Maurice PELLOUX-PRAYER 19/04/2007 00:33

 Quand on est candidat à la présidence de la République et qu'on se réclame du général de Gaulle pour agrémenter son CV, il ne faut pas prêter le flanc à la critique dans sa vie privée. Le très médiatisé candidat de l'UMP, à trop vouloir se montrer, et être vu, dans tous les magazines a fini par se brûler les ailes. En effet, comment oublier ses mésaventures quand, ministre de l'Intérieur, il tournait comme un lion en cage en attendant le retour de madame qui s'était fait la belle avec un saltimbanque... Alors que cela fasse rire les Français s'ils ont encore le coeur à ça, c'est leur affaire; mais que la France soit la risée du Monde à cause de son président, nous n'avons pas besoin de ça.

 

Lucien 18/04/2007 22:43

Bayrou cherche à nous faire qcroire u'il faut changer les mentalités et travailler main dans main droite/gauche; collaborer plutôt que diviser.

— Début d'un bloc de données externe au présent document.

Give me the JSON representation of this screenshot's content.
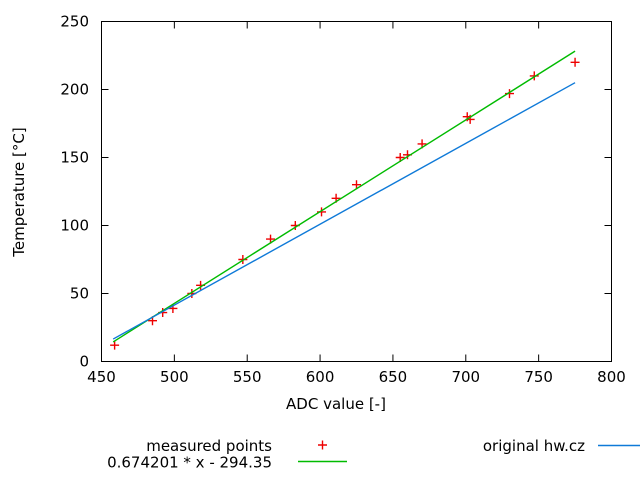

Or je rappelle qu'au moment de la création de l'UMP il avait cette formidable opportunité de participer à un regroupement historique de la droite et du centre-droit. il a refusé la main tendue considérant qu'il était indispensable qu'il susbsite 2 parties pour apporter un débat contradictoire.Quel gachis alors qu'il aurait pu contribuer à reconstruire le pays après les années miterrandiennes, il a préféré faire bande à part pour conserver un espace politique afin de satisfaire ses ambitions personnelles.Aujourd'hui il propose des idées qu'il a combattu alors !En fait la montée de Bayrou est concommittante à la chute de Royal amplifiée par les médias qui l'ont soutenu.Je pense que Bayrou ne représente pas un avenir pour la France n'ayant pas de majorité dévoué il sera obligé de sesoumettre à un courant dominant sans de doute de gauche.Compte à S. Royal je pense qu'elle n'a ni les tripes ni les compétences pour entreprendre les mesures nécessaires au redressement de notre pays.Je me considère plutôt social -démocrate mais aujourd'hui je pense qu'on a besoin d'un homme fort pour relancer le pays et éradiquer les maux endémiques qui nous accablent.

jean louis 18/04/2007 20:07

Votre commentaire sur la stratégie de sarkozy, incertaine certes, est intéressant : il y a là une stratégie risquée, car il devra rassembler de toutes façons, en vue du second tour.

hormis cela, la réaction ci dessous de luce est complètement disproportionnée, et hors de propos, en termes de comparaison ; comparer l'allemagne des années 30 (sous entendu par vous), et la France de 2007, n'est pas pertinent, pas utile, et parait bien dans la ligne de ceux qui n'ont aucun argument sérieux. Vous avez  bien sur le droit d'etre pour FB,  contre NS, mais il faut avancer des arguments au-dessus de la ceinture, et non pas "en dessous".